Exercise guide
Roll Ball Gluteus Maximus
- Beginner
- Compound
- Timed hold
- Waist
This unilateral exercise isolates the gluteus maximus by using a medicine ball against a wall to create a challenging, unstable surface. It builds hip stability and improves mind-muscle connection for better glute activation.
Reviewed by the Crucible team · Updated June 2026
Muscles worked
Setup
- Lie on your back with your glutes about 12-18 inches away from a wall.
- Place a medicine ball against the wall and position the sole of your working foot firmly on the center of the ball.
- Lift your non-working leg off the ground, keeping it bent at the hip and knee.
- Rest your arms flat on the floor by your sides for balance.
How to do it
- Exhale and drive your heel into the ball, squeezing your glute to lift your hips off the floor.
- Roll the ball slightly upward against the wall as you reach the top of the bridge to increase tension.
- Inhale and slowly lower your hips back to the starting position with a controlled 2-second eccentric tempo.
- Complete the full set on one leg before switching to the opposite side.
Form checklist
- Keep your hips level and avoid tilting to one side during the lift.
- Maintain a neutral spine; do not over-arch your lower back at the top of the movement.
- Ensure the medicine ball stays pinned firmly against the wall throughout the entire rep.
- Drive the movement through your heel rather than your toes to maximize glute recruitment.
Pro tips
- Focus on a slight posterior pelvic tilt (tucking your tailbone) at the top to maximize gluteus maximus contraction.
- Imagine pushing the wall away from you with your heel to increase the intensity of the glute squeeze.
Make it harder
- Hold the peak contraction for 3-5 seconds on every repetition.
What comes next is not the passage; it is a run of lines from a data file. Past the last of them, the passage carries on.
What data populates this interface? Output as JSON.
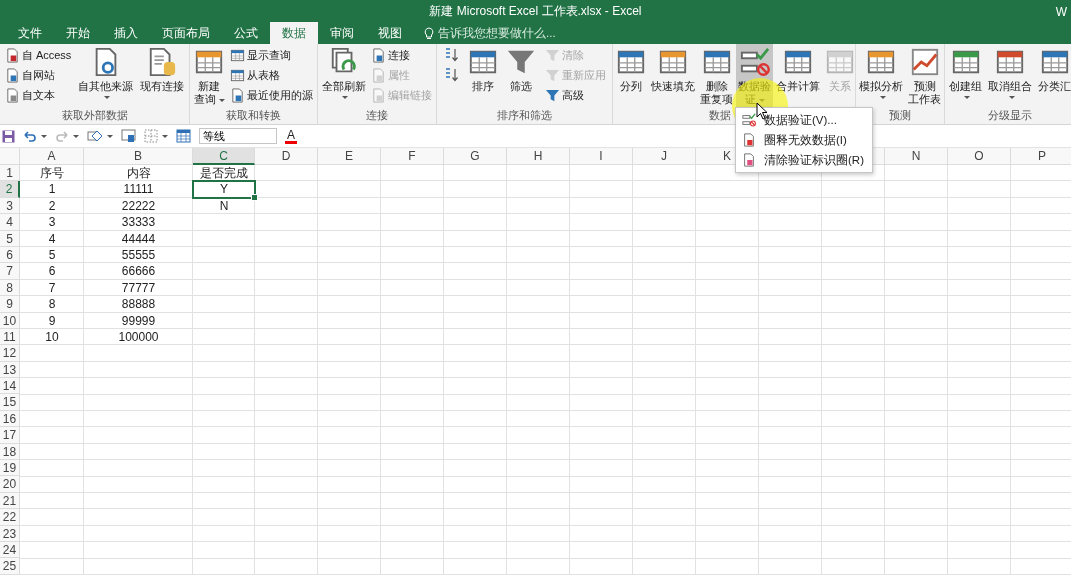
{
  "window": {
    "title": "新建 Microsoft Excel 工作表.xlsx - Excel",
    "user": "W"
  },
  "tabs": [
    {
      "label": "文件",
      "selected": false
    },
    {
      "label": "开始",
      "selected": false
    },
    {
      "label": "插入",
      "selected": false
    },
    {
      "label": "页面布局",
      "selected": false
    },
    {
      "label": "公式",
      "selected": false
    },
    {
      "label": "数据",
      "selected": true
    },
    {
      "label": "审阅",
      "selected": false
    },
    {
      "label": "视图",
      "selected": false
    }
  ],
  "tell_me": {
    "placeholder": "告诉我您想要做什么..."
  },
  "ribbon_groups": [
    {
      "label": "获取外部数据",
      "items": [
        {
          "kind": "small",
          "lines": [
            "自 Access"
          ],
          "disabled": false
        },
        {
          "kind": "small",
          "lines": [
            "自网站"
          ],
          "disabled": false
        },
        {
          "kind": "small",
          "lines": [
            "自文本"
          ],
          "disabled": false
        },
        {
          "kind": "large",
          "lines": [
            "自其他来源"
          ],
          "dropdown": true,
          "disabled": false,
          "pressed": false
        },
        {
          "kind": "large",
          "lines": [
            "现有连接"
          ],
          "dropdown": false,
          "disabled": false,
          "pressed": false
        }
      ]
    },
    {
      "label": "获取和转换",
      "items": [
        {
          "kind": "large",
          "lines": [
            "新建",
            "查询"
          ],
          "dropdown": true,
          "disabled": false,
          "pressed": false
        },
        {
          "kind": "small",
          "lines": [
            "显示查询"
          ],
          "disabled": false
        },
        {
          "kind": "small",
          "lines": [
            "从表格"
          ],
          "disabled": false
        },
        {
          "kind": "small",
          "lines": [
            "最近使用的源"
          ],
          "disabled": false
        }
      ]
    },
    {
      "label": "连接",
      "items": [
        {
          "kind": "large",
          "lines": [
            "全部刷新"
          ],
          "dropdown": true,
          "disabled": false,
          "pressed": false
        },
        {
          "kind": "small",
          "lines": [
            "连接"
          ],
          "disabled": false
        },
        {
          "kind": "small",
          "lines": [
            "属性"
          ],
          "disabled": true
        },
        {
          "kind": "small",
          "lines": [
            "编辑链接"
          ],
          "disabled": true
        }
      ]
    },
    {
      "label": "排序和筛选",
      "items": [
        {
          "kind": "icon",
          "disabled": false
        },
        {
          "kind": "icon",
          "disabled": false
        },
        {
          "kind": "large",
          "lines": [
            "排序"
          ],
          "dropdown": false,
          "disabled": false,
          "pressed": false
        },
        {
          "kind": "large",
          "lines": [
            "筛选"
          ],
          "dropdown": false,
          "disabled": false,
          "pressed": false
        },
        {
          "kind": "small",
          "lines": [
            "清除"
          ],
          "disabled": true
        },
        {
          "kind": "small",
          "lines": [
            "重新应用"
          ],
          "disabled": true
        },
        {
          "kind": "small",
          "lines": [
            "高级"
          ],
          "disabled": false
        }
      ]
    },
    {
      "label": "数据",
      "items": [
        {
          "kind": "large",
          "lines": [
            "分列"
          ],
          "dropdown": false,
          "disabled": false,
          "pressed": false
        },
        {
          "kind": "large",
          "lines": [
            "快速填充"
          ],
          "dropdown": false,
          "disabled": false,
          "pressed": false
        },
        {
          "kind": "large",
          "lines": [
            "删除",
            "重复项"
          ],
          "dropdown": false,
          "disabled": false,
          "pressed": false
        },
        {
          "kind": "large",
          "lines": [
            "数据验",
            "证"
          ],
          "dropdown": true,
          "disabled": false,
          "pressed": true
        },
        {
          "kind": "large",
          "lines": [
            "合并计算"
          ],
          "dropdown": false,
          "disabled": false,
          "pressed": false
        },
        {
          "kind": "large",
          "lines": [
            "关系"
          ],
          "dropdown": false,
          "disabled": true,
          "pressed": false
        }
      ]
    },
    {
      "label": "预测",
      "items": [
        {
          "kind": "large",
          "lines": [
            "模拟分析"
          ],
          "dropdown": true,
          "disabled": false,
          "pressed": false
        },
        {
          "kind": "large",
          "lines": [
            "预测",
            "工作表"
          ],
          "dropdown": false,
          "disabled": false,
          "pressed": false
        }
      ]
    },
    {
      "label": "分级显示",
      "items": [
        {
          "kind": "large",
          "lines": [
            "创建组"
          ],
          "dropdown": true,
          "disabled": false,
          "pressed": false
        },
        {
          "kind": "large",
          "lines": [
            "取消组合"
          ],
          "dropdown": true,
          "disabled": false,
          "pressed": false
        },
        {
          "kind": "large",
          "lines": [
            "分类汇"
          ],
          "dropdown": false,
          "disabled": false,
          "pressed": false
        }
      ]
    }
  ],
  "toolbar": {
    "font_field": {
      "value": "等线"
    },
    "font_color": {
      "label": "A"
    }
  },
  "sheet": {
    "columns": [
      {
        "label": "A",
        "selected": false
      },
      {
        "label": "B",
        "selected": false
      },
      {
        "label": "C",
        "selected": true
      },
      {
        "label": "D",
        "selected": false
      },
      {
        "label": "E",
        "selected": false
      },
      {
        "label": "F",
        "selected": false
      },
      {
        "label": "G",
        "selected": false
      },
      {
        "label": "H",
        "selected": false
      },
      {
        "label": "I",
        "selected": false
      },
      {
        "label": "J",
        "selected": false
      },
      {
        "label": "K",
        "selected": false
      },
      {},
      {
        "selected": false
      },
      {
        "label": "N",
        "selected": false
      },
      {
        "label": "O",
        "selected": false
      },
      {
        "label": "P",
        "selected": false
      }
    ],
    "rows": [
      {
        "header": "1",
        "selected": false,
        "cells": [
          "序号",
          "内容",
          "是否完成"
        ]
      },
      {
        "header": "2",
        "selected": true,
        "cells": [
          "1",
          "11111",
          "Y"
        ]
      },
      {
        "header": "3",
        "selected": false,
        "cells": [
          "2",
          "22222",
          "N"
        ]
      },
      {
        "header": "4",
        "selected": false,
        "cells": [
          "3",
          "33333"
        ]
      },
      {
        "header": "5",
        "selected": false,
        "cells": [
          "4",
          "44444"
        ]
      },
      {
        "header": "6",
        "selected": false,
        "cells": [
          "5",
          "55555"
        ]
      },
      {
        "header": "7",
        "selected": false,
        "cells": [
          "6",
          "66666"
        ]
      },
      {
        "header": "8",
        "selected": false,
        "cells": [
          "7",
          "77777"
        ]
      },
      {
        "header": "9",
        "selected": false,
        "cells": [
          "8",
          "88888"
        ]
      },
      {
        "header": "10",
        "selected": false,
        "cells": [
          "9",
          "99999"
        ]
      },
      {
        "header": "11",
        "selected": false,
        "cells": [
          "10",
          "100000"
        ]
      },
      {
        "header": "12",
        "selected": false
      },
      {
        "header": "13",
        "selected": false
      },
      {
        "header": "14",
        "selected": false
      },
      {
        "header": "15",
        "selected": false
      },
      {
        "header": "16",
        "selected": false
      },
      {
        "header": "17",
        "selected": false
      },
      {
        "header": "18",
        "selected": false
      },
      {
        "header": "19",
        "selected": false
      },
      {
        "header": "20",
        "selected": false
      },
      {
        "header": "21",
        "selected": false
      },
      {
        "header": "22",
        "selected": false
      },
      {
        "header": "23",
        "selected": false
      },
      {
        "header": "24",
        "selected": false
      },
      {
        "header": "25",
        "selected": false
      }
    ]
  },
  "menu": {
    "items": [
      {
        "label": "数据验证(V)..."
      },
      {
        "label": "圈释无效数据(I)"
      },
      {
        "label": "清除验证标识圈(R)"
      }
    ]
  }
}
- Cross your arms over your chest to remove the stability provided by your hands, forcing the core and glutes to work harder.
Frequently asked
- What muscles does the roll ball gluteus maximus work?
- The roll ball gluteus maximus primarily targets the glutes, and also works the abs and obliques as secondary muscles.
- What equipment do you need for the roll ball gluteus maximus?
- The roll ball gluteus maximus uses medicine ball.
- Is the roll ball gluteus maximus good for beginners?
- Yes. The roll ball gluteus maximus is a beginner-friendly movement and a strong foundation to build on.